Britain in Focus: A Photographic History

Britain in Focus: A Photographic History aired on BBC 4 on Monday 6th March 2017 as part of the BBC’s Photography season. This episode, the first in a series of three, explores the history of photography in the 19th century. The programme explored the development of science and art along side the British economy.

Eamonn McCabe explores the position of photographers at this time, and the challenges, both through ‘technology’ and support that they faced. Photography is something that in today’s age, we take for granted as something that is accessible to most. Photography is something that is all around us, in the media, in advertising, in the home and in our literature.
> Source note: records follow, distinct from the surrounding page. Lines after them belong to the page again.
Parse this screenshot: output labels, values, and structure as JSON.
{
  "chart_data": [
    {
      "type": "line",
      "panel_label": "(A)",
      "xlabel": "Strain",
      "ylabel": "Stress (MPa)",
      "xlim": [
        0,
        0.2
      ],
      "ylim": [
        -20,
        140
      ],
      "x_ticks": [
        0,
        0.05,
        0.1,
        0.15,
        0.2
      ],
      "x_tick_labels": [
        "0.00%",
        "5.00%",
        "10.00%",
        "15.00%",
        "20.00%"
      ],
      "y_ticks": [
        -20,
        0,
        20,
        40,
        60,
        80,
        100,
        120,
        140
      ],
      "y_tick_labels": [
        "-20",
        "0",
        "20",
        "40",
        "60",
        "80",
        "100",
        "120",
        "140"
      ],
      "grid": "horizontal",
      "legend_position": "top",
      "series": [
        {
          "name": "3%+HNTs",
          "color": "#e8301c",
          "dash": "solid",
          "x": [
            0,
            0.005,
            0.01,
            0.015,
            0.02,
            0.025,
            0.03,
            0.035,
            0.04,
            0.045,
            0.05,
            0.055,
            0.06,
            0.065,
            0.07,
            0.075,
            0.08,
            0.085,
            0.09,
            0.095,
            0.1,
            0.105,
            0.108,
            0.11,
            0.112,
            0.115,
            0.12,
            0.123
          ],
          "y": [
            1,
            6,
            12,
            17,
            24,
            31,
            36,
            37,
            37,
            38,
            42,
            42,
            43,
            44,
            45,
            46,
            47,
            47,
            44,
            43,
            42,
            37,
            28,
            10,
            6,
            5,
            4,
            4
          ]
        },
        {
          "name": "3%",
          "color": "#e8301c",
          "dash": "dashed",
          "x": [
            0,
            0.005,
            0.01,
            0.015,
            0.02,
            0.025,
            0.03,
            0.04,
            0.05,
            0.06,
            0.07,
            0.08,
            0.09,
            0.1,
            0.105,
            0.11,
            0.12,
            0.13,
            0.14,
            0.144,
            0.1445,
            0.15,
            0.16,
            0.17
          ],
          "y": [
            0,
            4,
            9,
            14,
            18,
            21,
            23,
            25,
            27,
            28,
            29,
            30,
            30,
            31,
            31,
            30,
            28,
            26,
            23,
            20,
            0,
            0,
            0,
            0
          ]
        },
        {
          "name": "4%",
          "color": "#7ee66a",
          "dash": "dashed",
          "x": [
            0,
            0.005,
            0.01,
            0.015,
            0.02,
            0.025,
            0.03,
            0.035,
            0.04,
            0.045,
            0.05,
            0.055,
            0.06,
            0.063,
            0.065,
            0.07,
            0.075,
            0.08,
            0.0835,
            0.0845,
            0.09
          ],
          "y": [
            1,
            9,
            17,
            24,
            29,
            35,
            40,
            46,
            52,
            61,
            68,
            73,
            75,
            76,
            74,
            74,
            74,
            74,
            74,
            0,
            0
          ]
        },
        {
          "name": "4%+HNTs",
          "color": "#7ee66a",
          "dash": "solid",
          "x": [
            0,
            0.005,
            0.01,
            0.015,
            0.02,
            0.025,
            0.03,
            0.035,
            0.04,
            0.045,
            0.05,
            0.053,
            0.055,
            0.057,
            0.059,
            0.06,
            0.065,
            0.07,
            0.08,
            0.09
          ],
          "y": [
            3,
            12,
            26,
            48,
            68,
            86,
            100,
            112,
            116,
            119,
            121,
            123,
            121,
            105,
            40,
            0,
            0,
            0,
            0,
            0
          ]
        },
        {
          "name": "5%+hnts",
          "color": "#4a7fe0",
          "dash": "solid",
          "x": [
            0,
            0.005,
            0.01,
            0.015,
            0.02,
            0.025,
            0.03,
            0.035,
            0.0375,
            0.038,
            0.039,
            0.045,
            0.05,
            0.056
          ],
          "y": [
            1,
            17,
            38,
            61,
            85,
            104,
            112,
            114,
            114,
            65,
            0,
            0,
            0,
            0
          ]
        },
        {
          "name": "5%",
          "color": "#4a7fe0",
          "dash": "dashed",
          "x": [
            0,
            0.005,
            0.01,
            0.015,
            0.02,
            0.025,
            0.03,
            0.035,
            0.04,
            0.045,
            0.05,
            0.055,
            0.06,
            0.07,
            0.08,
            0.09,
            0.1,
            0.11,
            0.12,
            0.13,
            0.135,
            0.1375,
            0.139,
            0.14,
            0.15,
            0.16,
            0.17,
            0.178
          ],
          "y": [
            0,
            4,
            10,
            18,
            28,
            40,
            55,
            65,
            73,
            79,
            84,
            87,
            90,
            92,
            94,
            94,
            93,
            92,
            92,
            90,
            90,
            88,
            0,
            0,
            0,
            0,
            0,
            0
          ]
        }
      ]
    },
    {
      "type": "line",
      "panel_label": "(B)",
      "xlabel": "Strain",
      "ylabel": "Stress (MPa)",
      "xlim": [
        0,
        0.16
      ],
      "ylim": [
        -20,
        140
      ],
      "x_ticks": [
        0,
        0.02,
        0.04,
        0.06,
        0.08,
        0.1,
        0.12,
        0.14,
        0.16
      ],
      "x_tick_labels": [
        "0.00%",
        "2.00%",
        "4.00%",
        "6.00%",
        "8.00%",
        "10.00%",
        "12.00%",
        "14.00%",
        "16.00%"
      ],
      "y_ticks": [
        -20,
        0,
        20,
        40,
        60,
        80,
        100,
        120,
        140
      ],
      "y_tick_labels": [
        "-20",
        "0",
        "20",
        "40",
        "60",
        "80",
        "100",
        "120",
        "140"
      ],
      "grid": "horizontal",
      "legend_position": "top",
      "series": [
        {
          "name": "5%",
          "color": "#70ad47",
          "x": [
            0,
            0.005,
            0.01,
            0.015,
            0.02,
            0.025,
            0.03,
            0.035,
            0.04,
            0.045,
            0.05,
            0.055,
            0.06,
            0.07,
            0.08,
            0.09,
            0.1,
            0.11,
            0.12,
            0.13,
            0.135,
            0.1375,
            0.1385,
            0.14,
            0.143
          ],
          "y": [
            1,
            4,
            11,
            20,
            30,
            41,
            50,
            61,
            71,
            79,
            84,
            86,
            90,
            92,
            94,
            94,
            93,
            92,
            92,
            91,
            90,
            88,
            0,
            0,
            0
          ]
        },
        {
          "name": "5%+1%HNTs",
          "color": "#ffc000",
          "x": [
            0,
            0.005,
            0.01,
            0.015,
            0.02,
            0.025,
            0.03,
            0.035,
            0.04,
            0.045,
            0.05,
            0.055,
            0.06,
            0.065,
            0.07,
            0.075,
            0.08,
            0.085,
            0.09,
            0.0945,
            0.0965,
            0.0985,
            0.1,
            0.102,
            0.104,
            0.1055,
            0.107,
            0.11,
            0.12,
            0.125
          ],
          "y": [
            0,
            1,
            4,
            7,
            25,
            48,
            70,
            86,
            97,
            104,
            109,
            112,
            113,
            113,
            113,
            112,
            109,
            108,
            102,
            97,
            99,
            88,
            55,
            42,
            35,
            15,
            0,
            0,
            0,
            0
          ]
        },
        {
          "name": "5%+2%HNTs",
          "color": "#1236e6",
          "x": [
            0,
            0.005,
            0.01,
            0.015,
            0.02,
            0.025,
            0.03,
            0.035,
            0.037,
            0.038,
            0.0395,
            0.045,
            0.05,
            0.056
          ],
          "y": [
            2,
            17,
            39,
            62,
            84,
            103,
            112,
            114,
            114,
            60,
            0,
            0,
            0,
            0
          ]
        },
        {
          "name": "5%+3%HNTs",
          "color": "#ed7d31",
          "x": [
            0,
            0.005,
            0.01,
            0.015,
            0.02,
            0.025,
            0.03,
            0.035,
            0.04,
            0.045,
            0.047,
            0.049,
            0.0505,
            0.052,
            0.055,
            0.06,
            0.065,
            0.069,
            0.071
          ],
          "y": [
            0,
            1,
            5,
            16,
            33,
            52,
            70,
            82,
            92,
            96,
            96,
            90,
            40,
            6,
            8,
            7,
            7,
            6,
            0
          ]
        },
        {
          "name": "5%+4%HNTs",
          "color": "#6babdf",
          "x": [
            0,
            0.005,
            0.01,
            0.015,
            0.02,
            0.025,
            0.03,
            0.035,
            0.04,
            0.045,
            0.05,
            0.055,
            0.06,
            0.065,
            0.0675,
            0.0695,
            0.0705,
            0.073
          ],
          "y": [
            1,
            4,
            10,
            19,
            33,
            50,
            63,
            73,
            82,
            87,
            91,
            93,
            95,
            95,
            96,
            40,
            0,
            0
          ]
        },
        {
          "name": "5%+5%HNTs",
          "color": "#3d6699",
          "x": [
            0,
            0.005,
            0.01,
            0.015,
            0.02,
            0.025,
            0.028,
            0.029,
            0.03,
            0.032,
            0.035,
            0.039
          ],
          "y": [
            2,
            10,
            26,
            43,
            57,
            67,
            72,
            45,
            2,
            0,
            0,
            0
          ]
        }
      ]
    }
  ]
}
However, everything must start somewhere.

Theoretically, photography, in both film and digital forms is painting with light. The photographer possesses a tool, the camera, which is used to capture the light and produce an image – the photograph. From a nation predominantly dictated by the painting, this development by scientists was not embraced in the early years.

In the first episode, McCabe explores the pioneers of photography in Britain, and how photography was initially deemed a science. The programme mainly focused on the male photographer, reflecting visions of the time. I found this particularly interesting. The programme explored how this advancement of science in the 19th century made photography develop from a scientific process, seen in the works of Roger Fenton to artistic masterpieces that mimicked the framing and principles of painting, shown by Julia Margaret Cameron. Without the fundamental advances in photography that were shown in this episode, we would possibly not be where we are today regarding photography.

In the second episode, McCabe explored the 20th century and how the photograph was now becoming more accessible to the masses. The photograph was firstly used in the studio, making it easy for the glass plate to be developed, but with the invention of the roll of film and mass printing, it made photography the key means of recording events, both in the home and by the media. The episode explored works by the media and Kristina Broom to increase the moral of soldiers, and artists like Cecil Beaton who developed fine art photography. Without the pioneers in the documentary and fine art genre it’s puzzling to think what we would be photographing today and if we even would be categorizing it as such.

The final episode explored the late 20th century up until the present day, looking into the sport photography industry, and the use of photography to react to disasters and industrialisation and the accessibility of photography to everyone. The episode explored pioneers such as John Hinde’s postcards, showing Photography’s ability to be manipulated in order to persuade. The documentary greats such as John Bulmer, Martin Parr and Vanley Burke were explored, showing the use of photography to respond to political and social anguish.

Although particularly biased, McCabe produced an interesting account of Britain’s history of photography. The programme triggers the thought that we take photography for granted, as it dominates our lives now – as so many men and women devoted their time to create such a brilliant trade which has now became such a large factor of my life.